The Best White Chocolate
The average composition of a typical bar of top-quality white chocolate is about 30% cocoa butter and 70% sugar and milk solids combined. With such a low percentage of cocoa butter in comparison to milk and sugar, the texture is usually thick, soft and sometimes fudge-like. By contrast, a 70% cocoa dark chocolate bar has a smooth and creamy texture because its composition is usually around 40% cocoa butter, 30% cocoa particles and 30% sugar (and no milk—only white chocolate and milk chocolate contain milk).
White chocolate is known for its “dairy flavors,” which include butter, cream, milk, honey, vanilla, caramel and/or fruit. Every brand of white chocolate will have a different assortment of these flavors. Some bars will be light and ethereal like a bride’s veil, while others will be strapping and bold like a groom’s tuxedo. Like any chocolate, each manufacturer has its own recipe, and the proportions are highly guarded secrets. As shown in the explanation of cocoa butter, above, differences in the raw ingredients significantly impact the chocolate, and manufacturers may use a combination of sweeteners—not all table sugar, for example.
Amedei White Chocolate Bar (Cioccolato al Latte Bianco)
Strong and powerful but not overbearing, this is a white chocolate that strikes a wonderful balance. Neither too strong or too light, it’s the Goldilocks choice of white chocolate bars, being “just right”. It appeals with a sophistication that’s difficult to describe in words, as good as we usually are in our descriptions. One of Our most expensive bars, they are definitely worth the price.

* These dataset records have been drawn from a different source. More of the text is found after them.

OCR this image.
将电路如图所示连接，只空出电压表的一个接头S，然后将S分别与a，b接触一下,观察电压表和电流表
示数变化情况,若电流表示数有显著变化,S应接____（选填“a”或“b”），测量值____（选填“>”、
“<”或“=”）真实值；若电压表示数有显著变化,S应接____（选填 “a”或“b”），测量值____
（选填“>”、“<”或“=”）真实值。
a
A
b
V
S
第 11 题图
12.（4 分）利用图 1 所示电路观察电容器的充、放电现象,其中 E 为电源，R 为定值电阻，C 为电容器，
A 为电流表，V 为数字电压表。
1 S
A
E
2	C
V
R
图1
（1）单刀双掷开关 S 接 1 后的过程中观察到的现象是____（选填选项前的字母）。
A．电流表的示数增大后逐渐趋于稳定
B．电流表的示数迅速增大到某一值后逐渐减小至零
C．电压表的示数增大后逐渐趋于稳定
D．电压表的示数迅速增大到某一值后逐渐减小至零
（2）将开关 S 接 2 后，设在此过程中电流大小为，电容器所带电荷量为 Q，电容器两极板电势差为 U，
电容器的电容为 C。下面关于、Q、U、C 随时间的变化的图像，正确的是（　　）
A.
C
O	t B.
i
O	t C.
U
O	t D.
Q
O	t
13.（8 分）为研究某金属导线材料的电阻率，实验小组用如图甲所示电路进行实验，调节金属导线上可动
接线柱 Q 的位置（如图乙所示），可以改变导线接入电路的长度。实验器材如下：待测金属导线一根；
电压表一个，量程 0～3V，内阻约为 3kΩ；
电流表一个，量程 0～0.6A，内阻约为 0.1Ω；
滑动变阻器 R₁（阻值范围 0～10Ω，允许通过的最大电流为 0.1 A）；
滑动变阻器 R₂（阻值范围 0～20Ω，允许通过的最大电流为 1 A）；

Amedei White With Pistachios Chocolate Bar (Cioccolato al Latte Bianco con Pistacchi)
Sweet and savory, smooth and crunchy, and complemented with a remarkably fresh green flavor, this is a bar any producer should be proud of. Pepper highlights linger in the back of the mouth, contrasting with the sweet white chocolate, while lemony notes are prominent throughout. While companies have traditionally paired almonds with white chocolate, one bite of this bar will convince you that pistachios and white chocolate were made for each other. Amedei, one of the greatest chocolate-makers in the world, gets it right with this bar.
Café Tasse Blanc White Chocolate Bar
Among the bars we tried for this review, Belgium’s Café Tasse is probably what most people would expect from a “classic” white chocolate. It’s a little on the sweet side but manages to evade cloying territory. It’s a great go-to bar, and it definitely won’t break the bank. If you want a lemon-flavored white chocolate, the company makes a “pocket size” bar (1.58 ounces), Blanc Citron, which can be found at specialty stores and cafés that carry Café Tasse.
El Rey Icoa Chocolate Bar
As mentioned earlier, Icoa, from Venezuela, is the only white chocolate made with non-deodorized cocoa butter. As a result, its flavor is actually chocolaty and nutty, distinctly strong and masculine, which contrasts directly with all other white chocolate bars on the market. (You should be able to pick it out blind, if you’re tasting it with other white chocolates.) A subdued sweetness makes it serious and stern, giving the impression that the bar actually contains less sugar. The texture is also smoother than most white chocolates, which contributes an added sense of refinement.
Green & Black’s White Chocolate Bar
This is a very “macho” and assertive bar, boasting strong vanilla flavors and a subdued sweetness level that may seem uncommon for white chocolate. The mouthfeel is a bit more restrained and smooth than other white chocolates. A strong sprinkling of scraped vanilla bean gives it a dramatic appearance. Green & Black’s, from England, is one of the world’s leading brands of organic chocolate.
Slitti Bianco White Chocolate Bar
Slitti’s white chocolate is simpler than all the other bars we tried, but it remains unique nonetheless. Its flavor is somewhat mild, yet highly reminiscent of sweet milk, which is surprising given that the bar’s cocoa butter content is 30%. The bar is also much harder than any other white chocolate, which makes the texture smooth, not soft. We love Slitti chocolate in general, but the packaging puts it at a disadvantage when compared to the other bars. For a line launched in 1988, the package looks like it’s from 1968 (not a stylish era, and lots of gold foil passing for “class”). Perhaps its location in the tiny town of Monsummano Terme, in Tuscany, keeps it locked in time. But no matter how good the contents, packaging sells—especially in other countries where you’re not well-known. Per favore, Signor Slitti: Let some of Italy’s great design talent give you a new look.
Venchi Bianco White Chocolate Bar
A very light and refreshing bar, laden with crisp lemon notes (natural, no lemon added). There are subtle peaks of vanilla that contribute an interesting cookie-like flavor, but with sophistication in mind rather than any cloying sweetness. This is a very pleasant and low-key white chocolate with a gentle temperament. The elegant, Old World-evocative wrapper, with a 19th-century painting of a woman pouring chocolate into a mold, hints at the great flavor inside.